Die Subgruppenanalyse der HALO-Studie zeigte, dass bei Patienten mit häufigen Migräneattacken und Medikationsübergebrauch zum Zeitpunkt des Studieneinschlusses Fremanezumab die Zahl der Kopfschmerztage signifikant reduzierte, und zwar sowohl bei vierteljährlicher als auch bei monatlicher Gabe [9]. Die Zahl der Studienteilnehmer, bei denen durch die Antikörpertherapie kein Medikamentenübergebrauch mehr erfolgte, halbierte sich in der Gruppe, die vierteljährlich die «Migräne-Spritze» erhielt (Abnahme um 55,2%), und sank bei monatlicher Gabe sogar noch weiter ab (Abnahme um 60,6%).

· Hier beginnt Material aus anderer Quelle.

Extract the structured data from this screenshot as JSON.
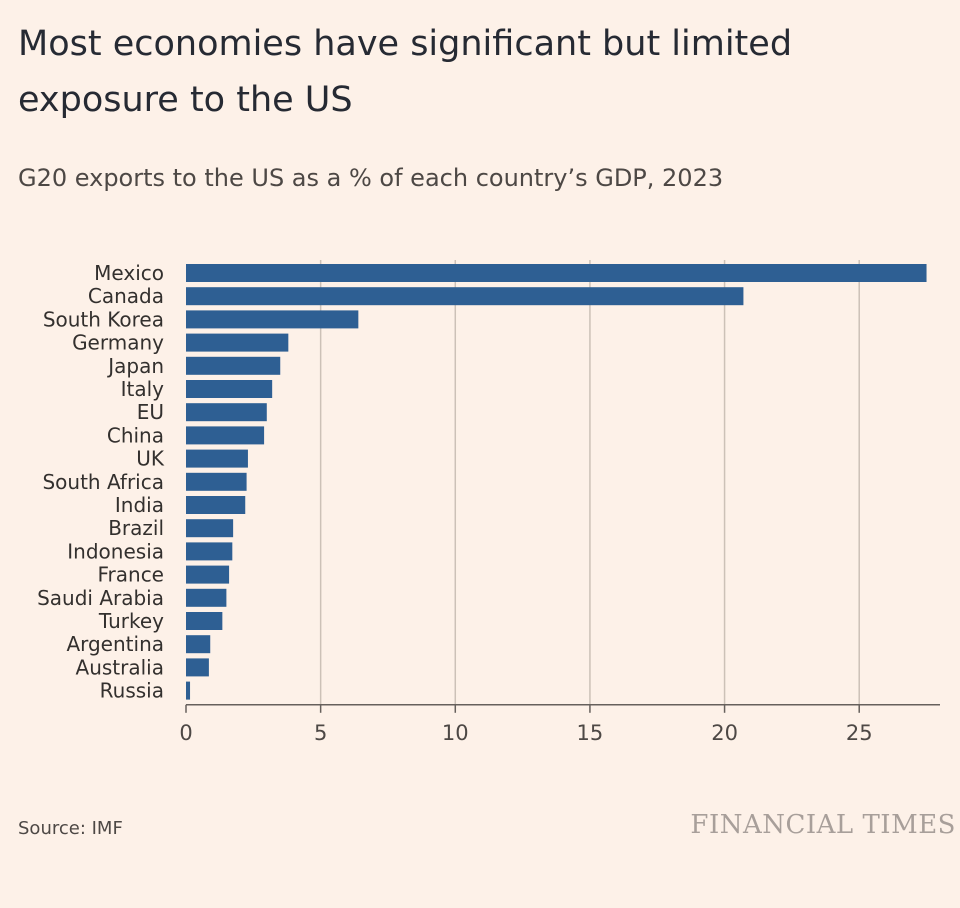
{
  "header": {
    "title": "Most economies have significant but limited exposure to the US",
    "subtitle": "G20 exports to the US as a % of each country’s GDP, 2023"
  },
  "footer": {
    "source": "Source: IMF",
    "brand": "FINANCIAL TIMES"
  },
  "colors": {
    "background": "#fdf1e8",
    "bar": "#2e5f93",
    "grid": "#ccc1b7",
    "axis": "#66605c"
  },
  "chart_data": {
    "type": "bar",
    "orientation": "horizontal",
    "title": "Most economies have significant but limited exposure to the US",
    "subtitle": "G20 exports to the US as a % of each country’s GDP, 2023",
    "xlabel": "",
    "ylabel": "",
    "xlim": [
      0,
      28
    ],
    "xticks": [
      0,
      5,
      10,
      15,
      20,
      25
    ],
    "grid": true,
    "categories": [
      "Mexico",
      "Canada",
      "South Korea",
      "Germany",
      "Japan",
      "Italy",
      "EU",
      "China",
      "UK",
      "South Africa",
      "India",
      "Brazil",
      "Indonesia",
      "France",
      "Saudi Arabia",
      "Turkey",
      "Argentina",
      "Australia",
      "Russia"
    ],
    "values": [
      27.5,
      20.7,
      6.4,
      3.8,
      3.5,
      3.2,
      3.0,
      2.9,
      2.3,
      2.25,
      2.2,
      1.75,
      1.72,
      1.6,
      1.5,
      1.35,
      0.9,
      0.85,
      0.15
    ]
  }
}
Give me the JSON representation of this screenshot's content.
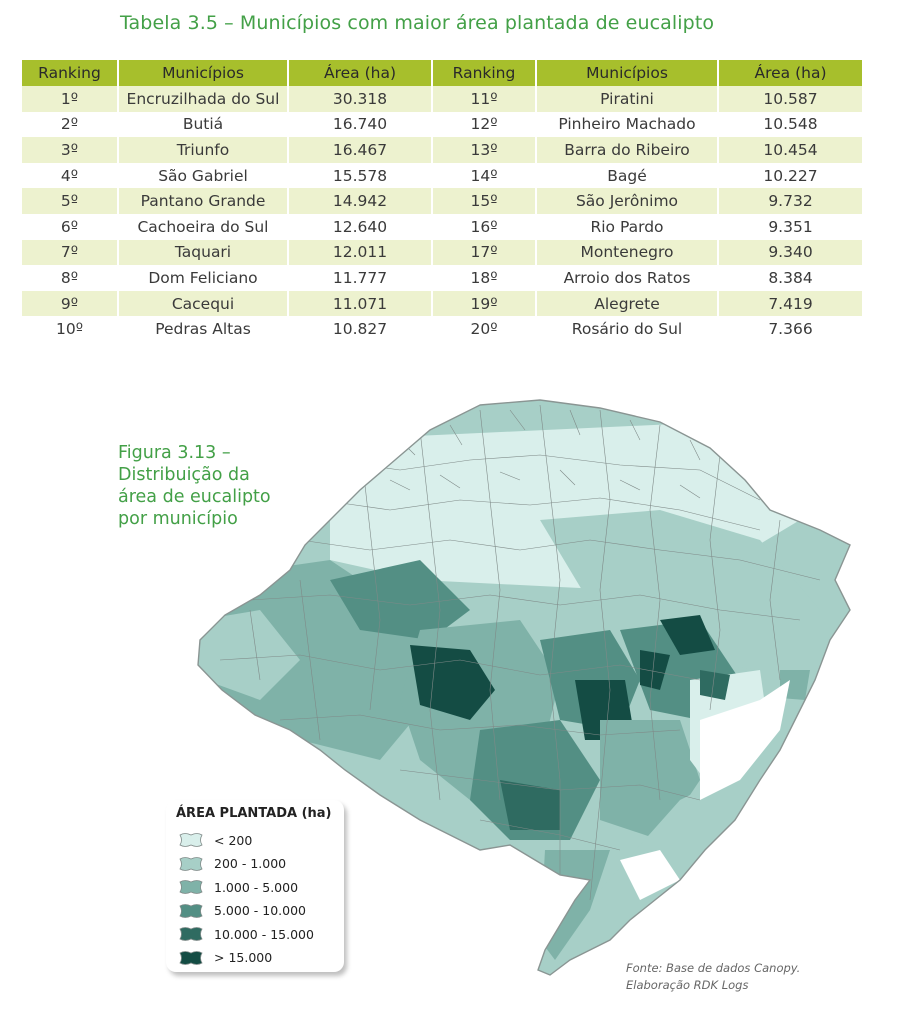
{
  "table": {
    "title": "Tabela 3.5 – Municípios com maior área plantada de eucalipto",
    "headers": [
      "Ranking",
      "Municípios",
      "Área (ha)",
      "Ranking",
      "Municípios",
      "Área (ha)"
    ],
    "rows": [
      [
        "1º",
        "Encruzilhada do Sul",
        "30.318",
        "11º",
        "Piratini",
        "10.587"
      ],
      [
        "2º",
        "Butiá",
        "16.740",
        "12º",
        "Pinheiro Machado",
        "10.548"
      ],
      [
        "3º",
        "Triunfo",
        "16.467",
        "13º",
        "Barra do Ribeiro",
        "10.454"
      ],
      [
        "4º",
        "São Gabriel",
        "15.578",
        "14º",
        "Bagé",
        "10.227"
      ],
      [
        "5º",
        "Pantano Grande",
        "14.942",
        "15º",
        "São Jerônimo",
        "9.732"
      ],
      [
        "6º",
        "Cachoeira do Sul",
        "12.640",
        "16º",
        "Rio Pardo",
        "9.351"
      ],
      [
        "7º",
        "Taquari",
        "12.011",
        "17º",
        "Montenegro",
        "9.340"
      ],
      [
        "8º",
        "Dom Feliciano",
        "11.777",
        "18º",
        "Arroio dos Ratos",
        "8.384"
      ],
      [
        "9º",
        "Cacequi",
        "11.071",
        "19º",
        "Alegrete",
        "7.419"
      ],
      [
        "10º",
        "Pedras Altas",
        "10.827",
        "20º",
        "Rosário do Sul",
        "7.366"
      ]
    ]
  },
  "figure": {
    "caption_lines": [
      "Figura 3.13 –",
      "Distribuição da",
      "área de eucalipto",
      "por município"
    ]
  },
  "legend": {
    "title": "ÁREA PLANTADA (ha)",
    "items": [
      {
        "label": "< 200",
        "color": "#d9efeb"
      },
      {
        "label": "200 - 1.000",
        "color": "#a7cfc7"
      },
      {
        "label": "1.000 - 5.000",
        "color": "#7fb2a8"
      },
      {
        "label": "5.000 - 10.000",
        "color": "#538f84"
      },
      {
        "label": "10.000 - 15.000",
        "color": "#2f6b61"
      },
      {
        "label": "> 15.000",
        "color": "#144c44"
      }
    ]
  },
  "source": {
    "lines": [
      "Fonte: Base de dados Canopy.",
      "Elaboração RDK Logs"
    ]
  },
  "colors": {
    "title_green": "#43a047",
    "header_olive": "#a7bf2c",
    "row_stripe": "#edf2cf"
  }
}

Als ebenfalls sehr erfolgreich in der Senkung der Migränetage bei Patienten mit häufigen Migräneattacken und Schmerzmittelübergebrauch erwies sich Eptinezumab. Die Auswertung der PROMISE-2-Studie [10] ergab, dass die Patienten, die zum Studieneinschluss einen Medikamentenübergebrauch aufwiesen, im Durchschnitt 16,7 Migränetage hatten und dass diese Anzahl sich 24 Wochen nach Therapiebeginn in beiden Therapiedosierungen (100 mg vs. 300 mg) auf 8 Tage reduzierte, was ebenfalls eine Halbierung bedeutet.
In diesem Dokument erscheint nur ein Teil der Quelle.